Examens de passage de grades supérieurs: La Fédération Béninoise de Taekwondo joint l’utile à l’agréable

 Examens de passage de grades supérieurs: La Fédération Béninoise de Taekwondo joint l’utile à l’agréable

La Fédération Béninoise de Taekwondo (FBTAE) sous la supervision du Grand Maître, Pierre Ogoudjobi a organisé  dimanche 19 décembre 2021 à son siège à Akpakpa, le passage de grade du 1er  au 5e Dan  et au même moment à Parakou celui de passage du 1er au 3è Dan. Objectif, donner la chance aux pratiquants d’accéder aux grades supérieurs en fonction de leur performance et niveau de pratique dans l’art.

Une première depuis des années. La formation des techniciens et leur passage de grade est l’une des priorités de la Fédération Béninoise de Taekwondo dirigée par son président Jules Victorien Kougblénou. Après l’examen pour l’obtention de grades supérieurs des 6e et 7e Dan de neuf techniciens béninois en Côte d’Ivoire, c’est le tour des pratiquants qui désirent obtenir un grade supérieur(1er au 5è Dan)  de faire valoir leur compétence.
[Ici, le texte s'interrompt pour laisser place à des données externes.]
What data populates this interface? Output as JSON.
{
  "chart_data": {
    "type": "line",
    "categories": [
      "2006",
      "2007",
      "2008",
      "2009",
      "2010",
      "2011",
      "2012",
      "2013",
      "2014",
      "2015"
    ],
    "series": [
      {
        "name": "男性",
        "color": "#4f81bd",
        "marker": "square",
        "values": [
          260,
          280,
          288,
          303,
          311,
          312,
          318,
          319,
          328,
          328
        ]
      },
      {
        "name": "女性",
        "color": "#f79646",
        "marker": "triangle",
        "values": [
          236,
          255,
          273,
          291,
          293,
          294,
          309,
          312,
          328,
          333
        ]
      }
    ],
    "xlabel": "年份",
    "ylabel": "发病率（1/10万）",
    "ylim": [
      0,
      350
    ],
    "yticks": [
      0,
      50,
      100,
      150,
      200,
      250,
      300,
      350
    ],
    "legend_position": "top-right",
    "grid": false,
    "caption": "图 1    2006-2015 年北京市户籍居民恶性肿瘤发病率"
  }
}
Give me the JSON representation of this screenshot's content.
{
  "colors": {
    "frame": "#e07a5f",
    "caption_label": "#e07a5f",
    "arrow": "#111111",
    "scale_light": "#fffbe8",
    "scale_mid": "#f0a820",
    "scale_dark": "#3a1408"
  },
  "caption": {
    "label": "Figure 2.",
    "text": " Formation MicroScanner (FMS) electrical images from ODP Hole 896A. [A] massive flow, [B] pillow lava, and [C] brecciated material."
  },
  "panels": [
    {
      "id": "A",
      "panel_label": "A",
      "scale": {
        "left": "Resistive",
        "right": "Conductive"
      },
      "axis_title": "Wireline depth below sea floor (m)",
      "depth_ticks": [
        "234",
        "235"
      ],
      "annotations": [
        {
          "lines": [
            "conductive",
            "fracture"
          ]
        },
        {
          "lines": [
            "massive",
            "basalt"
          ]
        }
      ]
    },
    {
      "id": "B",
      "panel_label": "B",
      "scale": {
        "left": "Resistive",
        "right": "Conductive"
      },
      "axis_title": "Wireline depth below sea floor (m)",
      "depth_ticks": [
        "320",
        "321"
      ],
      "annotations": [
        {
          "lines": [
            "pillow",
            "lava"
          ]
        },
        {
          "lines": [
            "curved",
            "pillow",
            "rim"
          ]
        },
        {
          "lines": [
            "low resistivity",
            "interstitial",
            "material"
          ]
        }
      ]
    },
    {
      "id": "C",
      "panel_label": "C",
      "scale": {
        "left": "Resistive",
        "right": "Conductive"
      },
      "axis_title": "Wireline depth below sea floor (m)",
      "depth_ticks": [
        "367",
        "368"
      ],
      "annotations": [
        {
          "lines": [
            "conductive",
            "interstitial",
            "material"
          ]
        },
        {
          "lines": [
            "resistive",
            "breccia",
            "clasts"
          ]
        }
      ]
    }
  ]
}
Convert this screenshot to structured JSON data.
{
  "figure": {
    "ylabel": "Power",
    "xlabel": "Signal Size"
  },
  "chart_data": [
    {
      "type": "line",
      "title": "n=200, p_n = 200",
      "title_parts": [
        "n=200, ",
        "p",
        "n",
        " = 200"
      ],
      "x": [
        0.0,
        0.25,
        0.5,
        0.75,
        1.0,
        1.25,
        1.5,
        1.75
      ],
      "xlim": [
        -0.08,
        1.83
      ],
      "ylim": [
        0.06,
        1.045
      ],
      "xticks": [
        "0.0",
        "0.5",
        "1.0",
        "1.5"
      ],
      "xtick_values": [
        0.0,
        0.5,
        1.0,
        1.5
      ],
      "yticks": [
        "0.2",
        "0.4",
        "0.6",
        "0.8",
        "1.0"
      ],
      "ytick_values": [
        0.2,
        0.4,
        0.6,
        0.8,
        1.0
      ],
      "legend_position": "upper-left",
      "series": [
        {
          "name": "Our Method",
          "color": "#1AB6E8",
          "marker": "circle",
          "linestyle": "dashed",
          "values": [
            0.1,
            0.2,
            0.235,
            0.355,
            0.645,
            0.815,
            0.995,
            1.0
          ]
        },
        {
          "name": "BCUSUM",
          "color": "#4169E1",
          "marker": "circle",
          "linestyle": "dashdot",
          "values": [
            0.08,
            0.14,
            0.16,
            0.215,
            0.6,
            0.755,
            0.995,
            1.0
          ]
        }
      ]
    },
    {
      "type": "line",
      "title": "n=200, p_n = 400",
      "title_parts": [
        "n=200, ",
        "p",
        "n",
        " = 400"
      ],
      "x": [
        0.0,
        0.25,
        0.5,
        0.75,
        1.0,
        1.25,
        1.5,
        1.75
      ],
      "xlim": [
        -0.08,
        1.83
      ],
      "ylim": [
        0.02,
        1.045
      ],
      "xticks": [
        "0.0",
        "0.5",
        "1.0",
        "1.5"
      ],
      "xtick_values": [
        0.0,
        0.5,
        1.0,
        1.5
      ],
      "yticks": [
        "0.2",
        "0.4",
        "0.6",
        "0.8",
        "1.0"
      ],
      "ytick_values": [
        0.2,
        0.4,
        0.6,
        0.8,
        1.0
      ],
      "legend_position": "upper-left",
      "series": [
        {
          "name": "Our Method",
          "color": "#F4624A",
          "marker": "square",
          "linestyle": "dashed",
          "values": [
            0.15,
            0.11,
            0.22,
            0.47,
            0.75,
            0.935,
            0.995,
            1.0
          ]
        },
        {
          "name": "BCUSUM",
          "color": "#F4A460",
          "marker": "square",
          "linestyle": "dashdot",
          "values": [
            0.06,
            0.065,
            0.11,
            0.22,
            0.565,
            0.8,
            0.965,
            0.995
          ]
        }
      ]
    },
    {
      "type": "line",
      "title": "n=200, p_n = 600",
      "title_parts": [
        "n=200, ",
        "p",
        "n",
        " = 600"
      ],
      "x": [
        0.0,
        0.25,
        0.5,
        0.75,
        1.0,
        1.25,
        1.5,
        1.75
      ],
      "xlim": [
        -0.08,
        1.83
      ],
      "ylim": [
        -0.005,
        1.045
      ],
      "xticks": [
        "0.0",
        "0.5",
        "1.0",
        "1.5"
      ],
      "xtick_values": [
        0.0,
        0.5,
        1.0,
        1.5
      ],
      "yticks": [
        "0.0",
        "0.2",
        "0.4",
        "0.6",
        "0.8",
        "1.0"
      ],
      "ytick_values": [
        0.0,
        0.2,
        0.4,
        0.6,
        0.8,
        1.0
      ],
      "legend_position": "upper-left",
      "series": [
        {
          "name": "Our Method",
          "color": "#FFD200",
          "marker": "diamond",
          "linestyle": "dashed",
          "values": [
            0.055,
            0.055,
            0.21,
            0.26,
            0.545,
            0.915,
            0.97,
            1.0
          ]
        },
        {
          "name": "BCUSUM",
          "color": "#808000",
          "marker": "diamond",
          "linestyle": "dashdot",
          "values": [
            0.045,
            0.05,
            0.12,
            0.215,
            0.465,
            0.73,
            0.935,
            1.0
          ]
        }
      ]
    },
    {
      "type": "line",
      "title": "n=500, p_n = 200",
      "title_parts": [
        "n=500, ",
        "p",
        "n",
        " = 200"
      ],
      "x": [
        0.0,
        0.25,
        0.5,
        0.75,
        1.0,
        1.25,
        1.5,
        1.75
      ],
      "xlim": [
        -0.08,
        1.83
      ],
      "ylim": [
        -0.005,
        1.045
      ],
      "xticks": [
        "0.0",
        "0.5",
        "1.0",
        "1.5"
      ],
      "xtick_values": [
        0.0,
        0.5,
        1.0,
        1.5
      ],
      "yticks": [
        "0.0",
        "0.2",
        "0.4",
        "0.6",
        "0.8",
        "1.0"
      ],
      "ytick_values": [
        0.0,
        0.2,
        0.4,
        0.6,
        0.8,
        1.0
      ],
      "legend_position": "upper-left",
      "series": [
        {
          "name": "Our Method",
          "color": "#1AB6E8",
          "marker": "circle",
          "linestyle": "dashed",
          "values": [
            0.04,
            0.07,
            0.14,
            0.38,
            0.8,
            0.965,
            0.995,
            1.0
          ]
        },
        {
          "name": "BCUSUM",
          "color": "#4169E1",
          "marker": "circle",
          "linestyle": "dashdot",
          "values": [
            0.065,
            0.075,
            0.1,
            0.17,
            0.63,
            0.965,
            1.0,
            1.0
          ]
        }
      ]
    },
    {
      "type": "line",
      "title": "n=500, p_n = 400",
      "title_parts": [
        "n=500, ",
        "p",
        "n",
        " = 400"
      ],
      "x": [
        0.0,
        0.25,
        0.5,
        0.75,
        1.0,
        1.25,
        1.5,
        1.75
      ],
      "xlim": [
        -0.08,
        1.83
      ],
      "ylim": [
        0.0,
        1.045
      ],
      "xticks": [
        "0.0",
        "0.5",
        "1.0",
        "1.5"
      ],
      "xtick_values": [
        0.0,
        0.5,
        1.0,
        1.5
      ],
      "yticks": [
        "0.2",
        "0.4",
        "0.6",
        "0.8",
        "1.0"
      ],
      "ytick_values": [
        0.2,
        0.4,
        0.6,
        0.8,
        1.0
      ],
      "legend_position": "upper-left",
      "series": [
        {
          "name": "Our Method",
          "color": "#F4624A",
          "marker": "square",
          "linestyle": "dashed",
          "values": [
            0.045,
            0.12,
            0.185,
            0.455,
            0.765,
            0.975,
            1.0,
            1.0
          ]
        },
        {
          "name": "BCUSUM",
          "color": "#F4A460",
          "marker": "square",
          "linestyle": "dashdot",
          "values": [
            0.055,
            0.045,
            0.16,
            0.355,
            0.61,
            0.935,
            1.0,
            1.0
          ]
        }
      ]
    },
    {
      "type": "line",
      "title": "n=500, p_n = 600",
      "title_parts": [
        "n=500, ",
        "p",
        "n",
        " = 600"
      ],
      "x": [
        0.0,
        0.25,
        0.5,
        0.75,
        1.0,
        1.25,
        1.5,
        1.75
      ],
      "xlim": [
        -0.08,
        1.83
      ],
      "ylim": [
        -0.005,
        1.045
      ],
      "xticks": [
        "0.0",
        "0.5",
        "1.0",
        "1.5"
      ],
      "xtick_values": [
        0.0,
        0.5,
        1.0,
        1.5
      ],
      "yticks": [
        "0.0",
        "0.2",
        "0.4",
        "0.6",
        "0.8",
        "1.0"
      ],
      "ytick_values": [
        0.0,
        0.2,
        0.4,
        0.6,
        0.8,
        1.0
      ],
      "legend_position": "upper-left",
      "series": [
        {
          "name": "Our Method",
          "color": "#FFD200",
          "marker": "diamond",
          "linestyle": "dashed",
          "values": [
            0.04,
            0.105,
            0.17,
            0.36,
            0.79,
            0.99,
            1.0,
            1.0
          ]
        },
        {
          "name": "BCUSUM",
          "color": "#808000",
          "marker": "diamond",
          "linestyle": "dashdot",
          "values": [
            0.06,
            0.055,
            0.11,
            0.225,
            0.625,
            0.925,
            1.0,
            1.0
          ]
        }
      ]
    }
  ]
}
Plus d’une centaine dans le pôle sud et d’une vingtaine dans le pôle nord, ces candidats ont eu l’occasion de passer devant des jurys chapeauté par le grand maître ogoudjobi pour se faire évaluer en pratique et tout comme en théorie. 

« Le grade représente une expérience accumulée et validée associée à un niveau de compréhension de la discipline qui dépasse le cadre de son application technique. Il représente d’une part, le travail fait sur la technique et d’autre part, le travail accompli sur soi-même », a déclaré Maitre Jacques Noutaïs, tout en félicitant la fédération pour cette belle initiative qui manquait au taekwondo béninois.

Pour le président de la FBTAE, Jules Victorien Kougblénou, Au sein des arts martiaux, le but est d’atteindre la perfection (pourtant inaccessible), en suivant la voie (Dô). « Pour aboutir à l’essence des arts martiaux, il faut obligatoirement passer par des étapes essentielles telles que l’apprentissage des techniques de base, le perfectionnement de ces techniques et la mise en pratique de celles-ci. Ceci constitue le travail d’une vie. C’est pourquoi nous avons d’organiser de tels examens », a-t-il indiqué avant d’ajouter « Nous comptons bientôt régler le problème d’équivalence des ceintures sur le plan local avec le KUKIWON. Et nous avons déjà entrepris des démarches dans ce sens ».